Wesentlichstes konstruktives Merkmal der BS-Serie sind die hochpräzise gefertigten Klemmkörper. Die BS Rücklaufsperren sind werksseitig mit einem Niedertemperatur-Fett vorgeschmiert. Aufgrund der geringen Kontaktreibung im Freilaufbetrieb entsteht nur eine geringe Erwärmung. Die Rücklaufsperren arbeiten deshalb sehr verschleißarm und energieeffizient, wodurch eine sie eine lange Lebensdauer haben. Im Sperrbetrieb wird der synchrone und homogene Eingriff der Klemmkörper bei den größeren Modellen durch eine rollenunterstütze Klemmköper-Käfigführung sichergestellt. Kombiniert mit niedriger Drehzahl und konstanter Schmiermittelverteilung reduziert diese Konstruktion den Verschleiß an den Bauteilen. 

Die Umgebungsbedingungen im Bergbau sind rau.

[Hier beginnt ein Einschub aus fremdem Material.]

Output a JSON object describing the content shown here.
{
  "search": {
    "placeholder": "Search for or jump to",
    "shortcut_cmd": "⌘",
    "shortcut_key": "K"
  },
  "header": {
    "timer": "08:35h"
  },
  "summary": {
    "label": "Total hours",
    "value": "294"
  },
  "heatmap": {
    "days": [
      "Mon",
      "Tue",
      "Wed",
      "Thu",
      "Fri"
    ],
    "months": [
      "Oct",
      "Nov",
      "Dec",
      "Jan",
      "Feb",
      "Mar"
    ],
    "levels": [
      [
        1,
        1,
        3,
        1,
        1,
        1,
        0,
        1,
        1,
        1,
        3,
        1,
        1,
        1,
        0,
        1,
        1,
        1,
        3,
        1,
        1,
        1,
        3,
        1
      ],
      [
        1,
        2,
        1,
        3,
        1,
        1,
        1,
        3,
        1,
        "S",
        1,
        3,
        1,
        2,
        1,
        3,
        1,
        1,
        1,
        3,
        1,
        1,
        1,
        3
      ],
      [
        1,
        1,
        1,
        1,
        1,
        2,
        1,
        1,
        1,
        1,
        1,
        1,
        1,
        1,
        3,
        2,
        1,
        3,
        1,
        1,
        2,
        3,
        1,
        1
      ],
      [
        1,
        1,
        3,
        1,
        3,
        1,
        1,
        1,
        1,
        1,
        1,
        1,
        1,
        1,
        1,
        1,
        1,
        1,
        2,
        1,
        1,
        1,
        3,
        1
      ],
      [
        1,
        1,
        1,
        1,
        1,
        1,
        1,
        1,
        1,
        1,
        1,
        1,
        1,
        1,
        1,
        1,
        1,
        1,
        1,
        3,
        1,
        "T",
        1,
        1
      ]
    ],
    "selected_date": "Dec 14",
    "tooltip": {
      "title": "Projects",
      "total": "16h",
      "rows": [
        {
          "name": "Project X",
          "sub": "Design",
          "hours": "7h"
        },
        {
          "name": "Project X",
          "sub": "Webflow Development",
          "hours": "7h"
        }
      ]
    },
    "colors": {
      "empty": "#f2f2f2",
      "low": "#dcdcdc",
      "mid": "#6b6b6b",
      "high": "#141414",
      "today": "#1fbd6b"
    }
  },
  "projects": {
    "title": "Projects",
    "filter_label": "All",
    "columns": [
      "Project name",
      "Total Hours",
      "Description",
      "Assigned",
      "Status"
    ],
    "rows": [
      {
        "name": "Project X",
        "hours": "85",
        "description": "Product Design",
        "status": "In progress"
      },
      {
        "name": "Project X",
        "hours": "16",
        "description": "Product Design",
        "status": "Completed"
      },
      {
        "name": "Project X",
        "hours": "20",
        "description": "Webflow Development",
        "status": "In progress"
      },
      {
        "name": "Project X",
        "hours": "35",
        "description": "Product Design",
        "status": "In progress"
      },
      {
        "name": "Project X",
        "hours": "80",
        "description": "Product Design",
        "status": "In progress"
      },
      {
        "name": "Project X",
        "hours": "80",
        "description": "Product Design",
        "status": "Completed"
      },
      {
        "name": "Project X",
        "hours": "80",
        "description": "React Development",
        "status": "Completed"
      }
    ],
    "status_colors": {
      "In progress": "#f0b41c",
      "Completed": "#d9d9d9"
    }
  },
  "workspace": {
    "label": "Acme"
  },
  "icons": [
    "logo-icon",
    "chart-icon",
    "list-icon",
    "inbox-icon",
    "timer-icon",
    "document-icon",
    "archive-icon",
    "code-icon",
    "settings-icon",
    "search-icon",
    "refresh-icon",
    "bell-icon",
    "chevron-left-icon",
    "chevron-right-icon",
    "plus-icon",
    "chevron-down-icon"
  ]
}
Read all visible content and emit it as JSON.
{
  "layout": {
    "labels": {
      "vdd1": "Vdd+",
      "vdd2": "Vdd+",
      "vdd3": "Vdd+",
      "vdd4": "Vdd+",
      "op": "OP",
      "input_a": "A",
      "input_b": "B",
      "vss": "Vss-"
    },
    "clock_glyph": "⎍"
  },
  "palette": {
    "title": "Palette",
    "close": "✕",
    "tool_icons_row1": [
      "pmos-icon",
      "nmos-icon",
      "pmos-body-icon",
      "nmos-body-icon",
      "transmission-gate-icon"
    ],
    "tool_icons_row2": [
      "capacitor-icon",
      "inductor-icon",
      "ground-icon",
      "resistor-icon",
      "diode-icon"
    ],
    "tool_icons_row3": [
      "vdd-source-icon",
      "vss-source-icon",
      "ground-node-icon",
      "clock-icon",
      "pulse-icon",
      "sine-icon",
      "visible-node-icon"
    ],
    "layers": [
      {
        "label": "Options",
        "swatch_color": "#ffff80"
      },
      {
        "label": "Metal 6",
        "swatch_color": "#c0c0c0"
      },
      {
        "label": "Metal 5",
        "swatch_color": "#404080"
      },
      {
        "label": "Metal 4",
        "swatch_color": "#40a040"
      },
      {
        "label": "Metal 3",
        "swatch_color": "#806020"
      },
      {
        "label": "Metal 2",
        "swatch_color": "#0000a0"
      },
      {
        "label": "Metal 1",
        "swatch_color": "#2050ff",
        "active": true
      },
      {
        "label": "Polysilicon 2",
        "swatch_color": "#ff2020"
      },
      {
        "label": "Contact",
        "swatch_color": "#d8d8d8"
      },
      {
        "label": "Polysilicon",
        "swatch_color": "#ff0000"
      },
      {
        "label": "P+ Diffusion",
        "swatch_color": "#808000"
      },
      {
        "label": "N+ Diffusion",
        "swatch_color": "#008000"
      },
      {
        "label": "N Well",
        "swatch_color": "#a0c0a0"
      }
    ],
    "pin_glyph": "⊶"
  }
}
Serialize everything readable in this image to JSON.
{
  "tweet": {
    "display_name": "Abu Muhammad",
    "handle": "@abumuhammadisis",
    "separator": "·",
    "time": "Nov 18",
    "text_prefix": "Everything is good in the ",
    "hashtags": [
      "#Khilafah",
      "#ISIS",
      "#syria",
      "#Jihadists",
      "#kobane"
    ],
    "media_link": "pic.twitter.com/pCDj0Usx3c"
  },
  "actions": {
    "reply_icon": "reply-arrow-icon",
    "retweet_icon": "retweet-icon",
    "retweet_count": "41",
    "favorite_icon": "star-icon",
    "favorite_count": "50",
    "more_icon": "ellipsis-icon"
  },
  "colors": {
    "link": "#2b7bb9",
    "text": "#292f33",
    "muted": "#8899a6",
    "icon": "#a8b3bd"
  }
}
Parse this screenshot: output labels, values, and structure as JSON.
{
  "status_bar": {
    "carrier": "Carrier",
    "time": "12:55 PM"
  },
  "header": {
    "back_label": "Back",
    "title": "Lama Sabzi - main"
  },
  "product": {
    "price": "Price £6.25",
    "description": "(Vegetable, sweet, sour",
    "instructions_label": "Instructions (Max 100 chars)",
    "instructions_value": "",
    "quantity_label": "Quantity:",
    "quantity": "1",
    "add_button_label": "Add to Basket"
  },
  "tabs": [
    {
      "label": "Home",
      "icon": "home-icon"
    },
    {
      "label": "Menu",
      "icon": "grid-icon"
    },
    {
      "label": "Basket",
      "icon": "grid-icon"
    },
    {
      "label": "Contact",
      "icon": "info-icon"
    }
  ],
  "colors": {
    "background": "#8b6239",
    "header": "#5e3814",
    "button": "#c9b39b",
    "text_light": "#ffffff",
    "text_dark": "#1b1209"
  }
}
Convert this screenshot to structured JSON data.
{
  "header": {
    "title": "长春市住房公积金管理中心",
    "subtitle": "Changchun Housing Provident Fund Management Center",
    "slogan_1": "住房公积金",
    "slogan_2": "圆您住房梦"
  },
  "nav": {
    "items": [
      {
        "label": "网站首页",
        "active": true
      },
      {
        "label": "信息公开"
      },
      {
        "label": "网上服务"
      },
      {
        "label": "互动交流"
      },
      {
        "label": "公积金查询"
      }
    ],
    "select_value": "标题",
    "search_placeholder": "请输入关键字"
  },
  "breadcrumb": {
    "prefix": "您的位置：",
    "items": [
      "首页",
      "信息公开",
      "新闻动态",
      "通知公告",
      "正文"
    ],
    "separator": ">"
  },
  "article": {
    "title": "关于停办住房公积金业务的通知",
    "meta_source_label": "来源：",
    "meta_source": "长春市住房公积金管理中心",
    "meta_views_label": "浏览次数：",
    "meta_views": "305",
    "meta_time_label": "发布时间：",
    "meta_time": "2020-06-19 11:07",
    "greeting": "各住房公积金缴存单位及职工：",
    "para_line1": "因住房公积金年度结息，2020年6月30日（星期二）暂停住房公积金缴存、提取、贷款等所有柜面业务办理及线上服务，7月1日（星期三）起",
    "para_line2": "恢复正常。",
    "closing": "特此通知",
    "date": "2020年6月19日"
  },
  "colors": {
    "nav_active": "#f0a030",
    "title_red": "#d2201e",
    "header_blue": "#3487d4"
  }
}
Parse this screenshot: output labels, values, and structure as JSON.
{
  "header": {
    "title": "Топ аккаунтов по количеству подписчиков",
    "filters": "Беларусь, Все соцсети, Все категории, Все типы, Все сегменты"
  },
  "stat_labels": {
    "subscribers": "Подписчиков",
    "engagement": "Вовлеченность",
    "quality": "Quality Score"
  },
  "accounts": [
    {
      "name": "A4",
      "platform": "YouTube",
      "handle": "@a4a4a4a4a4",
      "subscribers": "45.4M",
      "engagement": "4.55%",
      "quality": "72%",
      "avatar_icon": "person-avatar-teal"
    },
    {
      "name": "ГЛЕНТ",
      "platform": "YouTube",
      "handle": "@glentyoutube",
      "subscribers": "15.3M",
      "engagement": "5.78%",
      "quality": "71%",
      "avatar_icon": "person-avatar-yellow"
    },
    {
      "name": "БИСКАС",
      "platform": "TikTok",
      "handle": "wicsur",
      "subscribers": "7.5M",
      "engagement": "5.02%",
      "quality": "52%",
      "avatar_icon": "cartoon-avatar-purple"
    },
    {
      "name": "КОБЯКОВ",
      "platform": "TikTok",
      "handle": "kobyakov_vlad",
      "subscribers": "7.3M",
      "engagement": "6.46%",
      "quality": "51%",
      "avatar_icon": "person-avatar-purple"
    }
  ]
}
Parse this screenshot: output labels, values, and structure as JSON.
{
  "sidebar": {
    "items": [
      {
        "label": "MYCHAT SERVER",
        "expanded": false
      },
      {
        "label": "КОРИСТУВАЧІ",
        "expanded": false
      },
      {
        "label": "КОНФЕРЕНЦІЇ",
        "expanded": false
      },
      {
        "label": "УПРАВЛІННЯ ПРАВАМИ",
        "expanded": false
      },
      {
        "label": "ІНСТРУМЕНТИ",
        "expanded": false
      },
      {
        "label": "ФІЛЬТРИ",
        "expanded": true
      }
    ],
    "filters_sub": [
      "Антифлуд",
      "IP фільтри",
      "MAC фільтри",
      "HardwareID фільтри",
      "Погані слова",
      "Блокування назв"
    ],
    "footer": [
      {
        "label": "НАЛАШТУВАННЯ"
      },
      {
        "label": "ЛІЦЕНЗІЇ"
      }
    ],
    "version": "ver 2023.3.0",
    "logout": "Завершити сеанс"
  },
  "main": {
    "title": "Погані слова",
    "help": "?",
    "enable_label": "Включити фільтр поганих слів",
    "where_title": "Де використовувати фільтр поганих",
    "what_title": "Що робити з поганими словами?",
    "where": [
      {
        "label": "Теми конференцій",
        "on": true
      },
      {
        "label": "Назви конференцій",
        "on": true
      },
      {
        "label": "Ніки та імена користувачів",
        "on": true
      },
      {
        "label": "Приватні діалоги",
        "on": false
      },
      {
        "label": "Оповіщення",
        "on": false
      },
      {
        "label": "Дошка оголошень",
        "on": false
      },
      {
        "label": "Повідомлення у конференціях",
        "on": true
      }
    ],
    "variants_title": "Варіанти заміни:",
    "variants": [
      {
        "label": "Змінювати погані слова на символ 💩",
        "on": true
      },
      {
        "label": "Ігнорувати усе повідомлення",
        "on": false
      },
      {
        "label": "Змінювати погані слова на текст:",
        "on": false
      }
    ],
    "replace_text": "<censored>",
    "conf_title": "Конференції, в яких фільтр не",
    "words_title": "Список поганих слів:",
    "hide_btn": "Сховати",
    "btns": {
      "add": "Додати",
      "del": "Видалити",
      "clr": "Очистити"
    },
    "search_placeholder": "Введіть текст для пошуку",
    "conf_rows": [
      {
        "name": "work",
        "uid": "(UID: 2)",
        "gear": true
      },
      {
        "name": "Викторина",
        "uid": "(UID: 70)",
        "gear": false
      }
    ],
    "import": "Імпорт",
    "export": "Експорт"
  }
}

Staub und Schmutz kann in die Maschinen eindringen und ihre mechanische Funktion beeinträchtigen. Daher haben die Entwickler die Rücklaufsperre mit einer flexiblen Labyrinth-Dichtung versehen, die das Eindringen von Staub oder Wasser verhindert. Ein selbstschmierendes System mit einem temperaturangepassten Fett sorgt für konstante Schmierung. Eine Nachschmierung ist nur einmal jährlich notwendig.

Kompakte und flexible Konstruktion

Dank der höheren Drehmomentkapazität der BS-F Freiläufe gegenüber ähnlichen Konstruktionen mit integrierten Rollen ist die Gesamtkonstruktion entsprechend kompakter. Das erleichtert die Nachrüstung bestehender Fördersysteme des Minenbetreibers. Die Installation erfolgte schnell und ohne erforderliche Änderungen. Der schmale I-Träger passt in praktisch jede vorhandene Fördererstruktur. Der Betrieb ist zudem im Vergleich zu anderen Rücklaufsperren am Markt geräuschärmer.

Nach dem Austausch der Rücklaufsperren ist der Minenbetreiber sehr zufrieden, nicht zuletzt, weil die Investition langfristig zu einer Reduzierung der TCO (Total cost of ownership) führt.

Bild oben: Rücklaufsperre BS-F von TSUBAKI macht Schrägförderer im Bergbau effizienter.